Unos días antes Johanna se había hecho una sesión de fotos. Faltaba poco para el nacimiento de Ciro, su primer hijo, y en las fotos se ve cómo lo esperaba. Johanna no mira a cámara sino a su panza, la rodea con sus manos, lo acaricia. “Unos días antes” es, básicamente, unos días antes del momento preciso en que su vida, tal y como era, se rompió.
Estaba todo tan bien que nadie fue capaz de imaginar la tragedia que sucedió después, cuando en el monitoreo fetal no lograron escuchar los latidos. Mucho menos que a la llamada “muerte perinatal” -la muerte de un hijo deseado en un embarazo avanzado- se le iba a sumar “la tortura” por la que la hicieron pasar en el sanatorio.
Ese día
Johanna Piferrer tenía 32 años cuando la ecografía de urgencia confirmó que el corazón de su hijo había dejado de latir. Era octubre de 2014, estaba de 33 semanas de gestación y se suponía que faltaba un mes y medio para el nacimiento de Ciro.

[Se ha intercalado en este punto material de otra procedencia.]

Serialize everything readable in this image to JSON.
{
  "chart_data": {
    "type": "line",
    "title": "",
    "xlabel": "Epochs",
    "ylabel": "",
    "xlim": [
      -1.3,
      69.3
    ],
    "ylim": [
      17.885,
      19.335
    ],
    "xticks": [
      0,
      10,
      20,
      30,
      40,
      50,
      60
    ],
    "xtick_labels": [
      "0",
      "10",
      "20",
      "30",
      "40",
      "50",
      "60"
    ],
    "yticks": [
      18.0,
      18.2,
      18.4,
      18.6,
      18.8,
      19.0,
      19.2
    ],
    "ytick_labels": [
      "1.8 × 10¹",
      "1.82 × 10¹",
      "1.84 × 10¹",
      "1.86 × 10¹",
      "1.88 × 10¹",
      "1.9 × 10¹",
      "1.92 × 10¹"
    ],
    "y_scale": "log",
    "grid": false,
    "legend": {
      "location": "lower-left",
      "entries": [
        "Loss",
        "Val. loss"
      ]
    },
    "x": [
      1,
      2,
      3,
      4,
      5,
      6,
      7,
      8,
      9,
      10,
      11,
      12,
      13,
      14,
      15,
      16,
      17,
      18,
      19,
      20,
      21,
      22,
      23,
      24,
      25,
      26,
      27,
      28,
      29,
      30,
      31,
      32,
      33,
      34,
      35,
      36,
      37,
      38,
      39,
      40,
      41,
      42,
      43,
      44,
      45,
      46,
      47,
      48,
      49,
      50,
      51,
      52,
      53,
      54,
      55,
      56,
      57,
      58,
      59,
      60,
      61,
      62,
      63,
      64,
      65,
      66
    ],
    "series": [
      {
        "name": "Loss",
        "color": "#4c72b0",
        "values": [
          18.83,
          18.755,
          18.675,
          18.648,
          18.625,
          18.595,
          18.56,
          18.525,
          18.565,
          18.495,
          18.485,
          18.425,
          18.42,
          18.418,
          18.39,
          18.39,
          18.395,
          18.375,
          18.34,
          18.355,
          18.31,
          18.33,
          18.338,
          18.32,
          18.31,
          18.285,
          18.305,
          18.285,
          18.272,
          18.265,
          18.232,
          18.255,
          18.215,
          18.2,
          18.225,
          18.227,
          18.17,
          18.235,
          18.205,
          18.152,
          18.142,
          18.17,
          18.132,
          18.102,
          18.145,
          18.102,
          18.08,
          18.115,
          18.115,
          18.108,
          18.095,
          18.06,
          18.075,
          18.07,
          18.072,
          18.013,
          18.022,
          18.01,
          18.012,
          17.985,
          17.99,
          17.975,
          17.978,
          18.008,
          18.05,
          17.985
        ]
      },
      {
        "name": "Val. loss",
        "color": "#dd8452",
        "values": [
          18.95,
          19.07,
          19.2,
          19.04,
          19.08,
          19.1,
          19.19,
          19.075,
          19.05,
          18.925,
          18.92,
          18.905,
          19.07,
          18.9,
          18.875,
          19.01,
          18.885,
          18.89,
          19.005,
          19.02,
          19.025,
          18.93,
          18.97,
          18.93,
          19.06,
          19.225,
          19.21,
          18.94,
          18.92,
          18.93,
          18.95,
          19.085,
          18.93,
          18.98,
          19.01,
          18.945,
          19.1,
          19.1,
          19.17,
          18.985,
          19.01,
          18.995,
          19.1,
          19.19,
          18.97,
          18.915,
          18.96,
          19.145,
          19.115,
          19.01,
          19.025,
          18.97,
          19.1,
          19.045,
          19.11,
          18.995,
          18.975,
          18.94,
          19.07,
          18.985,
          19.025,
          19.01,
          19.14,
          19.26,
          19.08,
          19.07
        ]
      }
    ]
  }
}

Johanna no había tenido ninguna complicación en el embarazo por lo que el shock fue descomunal. A su lado, el papá del bebé escuchó “no hay latidos” y se desplomó.
“No sé cuánto tiempo nos quedamos abrazados en el piso. No lo podíamos creer, tampoco sabíamos qué hacer”, contó ella a Infobae en 2017, en su primera entrevista a un medio. Y en esta última frase -”no sabíamos qué hacer”- está la clave de todo lo que iba a venir: para empezar, Ciro tenía que nacer.
En el sanatorio no existía ningún protocolo de actuación frente a la muerte perinatal (es decir, cuando la muerte se produce desde la semana 22 de gestación y hasta una semana después del nacimiento). Nada pensado para evitar sumar dolor al dolor, trauma al trauma.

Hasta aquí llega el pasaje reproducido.